Treron vs Macchiato
Treron (Farrow & Ball) and Macchiato (Jotun) come from different manufacturers. Hue-wise, Treron belongs to the greige-grey family and Macchiato to the beige-greige family. The 30-point LRV gap — 55 for Macchiato vs 25 for Treron — means Macchiato will open up a space more effectively. Both share a warm character, which means they'll respond to light and surrounding materials in similar ways. A ΔE of 22.2 puts these firmly in different territory — two distinct design choices rather than close alternatives. Below you'll find 3 real-room photo comparisons where both colors appear side by side, plus 5 simulated room previews.
Treron vs Macchiato in Real Spaces
3 real rooms side by side. Seeing Treron and Macchiato in actual rooms makes the difference concrete; browse the spaces below to get a feel for how each color lives on a wall.
Living Room
A living room wall sees more varied light than almost any other surface in the house, which makes the choice between these two more nuanced than a chip suggests. Macchiato reflects noticeably more light off the walls, making the space read more open than Treron.
Bedroom
Bedrooms are typically lit with warmer, lower light than the rest of the house — a condition that flatters warm tones and deepens cool ones. Macchiato returns significantly more light to the room — in a smaller or darker space, that difference in perceived brightness is hard to miss.
Kitchen
Kitchens often have the harshest, most revealing light in the house — under-cabinet LEDs and overhead fixtures that strip away subtlety. Macchiato returns significantly more light to the room — in a smaller or darker space, that difference in perceived brightness is hard to miss.
Color Details
Treron vs Macchiato Simulated Comparison
5 simulated room previews — drag the slider on each to see Treron on one side and Macchiato on the other.

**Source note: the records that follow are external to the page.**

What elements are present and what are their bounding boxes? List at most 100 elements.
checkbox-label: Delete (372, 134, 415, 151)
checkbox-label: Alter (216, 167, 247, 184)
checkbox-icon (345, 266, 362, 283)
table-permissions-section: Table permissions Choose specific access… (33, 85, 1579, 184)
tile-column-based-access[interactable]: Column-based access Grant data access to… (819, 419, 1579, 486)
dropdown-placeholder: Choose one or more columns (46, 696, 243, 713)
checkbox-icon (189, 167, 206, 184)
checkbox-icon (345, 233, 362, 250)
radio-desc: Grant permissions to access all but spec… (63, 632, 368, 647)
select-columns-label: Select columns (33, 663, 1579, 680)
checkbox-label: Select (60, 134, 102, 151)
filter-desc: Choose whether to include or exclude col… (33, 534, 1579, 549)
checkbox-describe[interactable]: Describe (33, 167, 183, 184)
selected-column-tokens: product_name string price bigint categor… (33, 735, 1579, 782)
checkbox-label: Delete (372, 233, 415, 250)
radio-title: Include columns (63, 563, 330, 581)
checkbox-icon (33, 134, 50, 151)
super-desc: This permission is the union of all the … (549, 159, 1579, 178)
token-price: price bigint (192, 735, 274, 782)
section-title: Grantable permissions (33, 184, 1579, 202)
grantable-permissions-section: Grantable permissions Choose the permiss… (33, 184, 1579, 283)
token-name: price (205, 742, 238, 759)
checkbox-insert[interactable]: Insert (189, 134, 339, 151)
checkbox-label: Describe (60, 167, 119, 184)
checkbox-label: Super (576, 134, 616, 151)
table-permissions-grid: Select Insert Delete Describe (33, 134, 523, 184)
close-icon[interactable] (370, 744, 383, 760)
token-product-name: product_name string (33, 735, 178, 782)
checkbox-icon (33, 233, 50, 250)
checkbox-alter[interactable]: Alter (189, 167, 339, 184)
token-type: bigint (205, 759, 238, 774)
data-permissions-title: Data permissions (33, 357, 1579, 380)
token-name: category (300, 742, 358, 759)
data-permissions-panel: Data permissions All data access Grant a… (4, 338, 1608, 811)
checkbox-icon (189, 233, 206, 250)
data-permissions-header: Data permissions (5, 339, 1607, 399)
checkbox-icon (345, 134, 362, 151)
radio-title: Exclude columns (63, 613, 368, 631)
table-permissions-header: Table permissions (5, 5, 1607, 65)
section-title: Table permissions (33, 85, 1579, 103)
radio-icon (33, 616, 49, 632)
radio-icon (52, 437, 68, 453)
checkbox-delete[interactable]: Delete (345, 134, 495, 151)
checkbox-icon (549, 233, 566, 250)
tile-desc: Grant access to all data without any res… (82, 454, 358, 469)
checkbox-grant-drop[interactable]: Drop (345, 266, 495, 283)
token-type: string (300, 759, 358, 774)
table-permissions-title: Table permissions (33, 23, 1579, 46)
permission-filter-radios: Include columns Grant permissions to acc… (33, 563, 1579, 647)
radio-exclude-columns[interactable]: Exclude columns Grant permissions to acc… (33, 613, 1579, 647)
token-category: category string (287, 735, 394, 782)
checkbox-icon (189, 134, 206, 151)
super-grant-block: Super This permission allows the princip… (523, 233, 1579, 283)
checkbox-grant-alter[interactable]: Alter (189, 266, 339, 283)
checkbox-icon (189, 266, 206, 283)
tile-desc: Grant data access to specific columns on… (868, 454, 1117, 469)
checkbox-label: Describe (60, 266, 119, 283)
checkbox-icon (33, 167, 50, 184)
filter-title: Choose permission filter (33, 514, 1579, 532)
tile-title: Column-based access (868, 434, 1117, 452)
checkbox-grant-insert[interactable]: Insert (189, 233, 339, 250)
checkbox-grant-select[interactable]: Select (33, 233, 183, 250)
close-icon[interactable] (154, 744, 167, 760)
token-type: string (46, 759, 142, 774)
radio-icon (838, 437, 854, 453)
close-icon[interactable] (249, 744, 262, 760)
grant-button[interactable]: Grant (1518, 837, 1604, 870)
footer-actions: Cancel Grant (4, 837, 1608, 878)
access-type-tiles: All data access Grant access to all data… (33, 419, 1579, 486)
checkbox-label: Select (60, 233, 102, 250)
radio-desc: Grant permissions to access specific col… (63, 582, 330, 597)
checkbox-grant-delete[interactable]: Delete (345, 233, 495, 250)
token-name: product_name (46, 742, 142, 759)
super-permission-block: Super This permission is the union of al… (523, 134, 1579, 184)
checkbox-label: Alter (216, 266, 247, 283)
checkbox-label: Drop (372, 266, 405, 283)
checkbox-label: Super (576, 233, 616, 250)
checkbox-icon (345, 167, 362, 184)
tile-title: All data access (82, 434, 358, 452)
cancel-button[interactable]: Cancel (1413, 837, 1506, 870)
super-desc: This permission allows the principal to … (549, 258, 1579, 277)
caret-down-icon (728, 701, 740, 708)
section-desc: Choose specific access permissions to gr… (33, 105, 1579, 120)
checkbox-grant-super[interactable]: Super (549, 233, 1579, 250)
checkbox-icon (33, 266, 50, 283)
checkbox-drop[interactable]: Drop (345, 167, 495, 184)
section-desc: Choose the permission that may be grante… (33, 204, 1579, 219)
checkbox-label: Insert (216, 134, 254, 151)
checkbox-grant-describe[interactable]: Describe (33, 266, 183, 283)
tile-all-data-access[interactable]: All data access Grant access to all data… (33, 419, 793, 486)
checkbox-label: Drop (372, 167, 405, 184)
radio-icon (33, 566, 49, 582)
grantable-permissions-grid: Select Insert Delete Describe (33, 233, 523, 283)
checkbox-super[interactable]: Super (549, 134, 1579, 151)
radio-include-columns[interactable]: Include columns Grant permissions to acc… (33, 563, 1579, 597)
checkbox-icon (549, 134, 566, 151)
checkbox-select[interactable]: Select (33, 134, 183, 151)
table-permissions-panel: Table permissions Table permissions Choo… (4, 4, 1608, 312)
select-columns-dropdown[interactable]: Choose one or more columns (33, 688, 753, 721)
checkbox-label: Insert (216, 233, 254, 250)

Digital color is approximate. These simulations are generated from the manufacturer's hex values and overlaid on grayscale room photos — your screen's calibration, brightness, and viewing angle all affect how they render. Before committing to either color, test physical samples in your own space under the light you actually live with.
More Treron comparisons
See how Treron stacks up against other well-photographed colors across different brands and tones.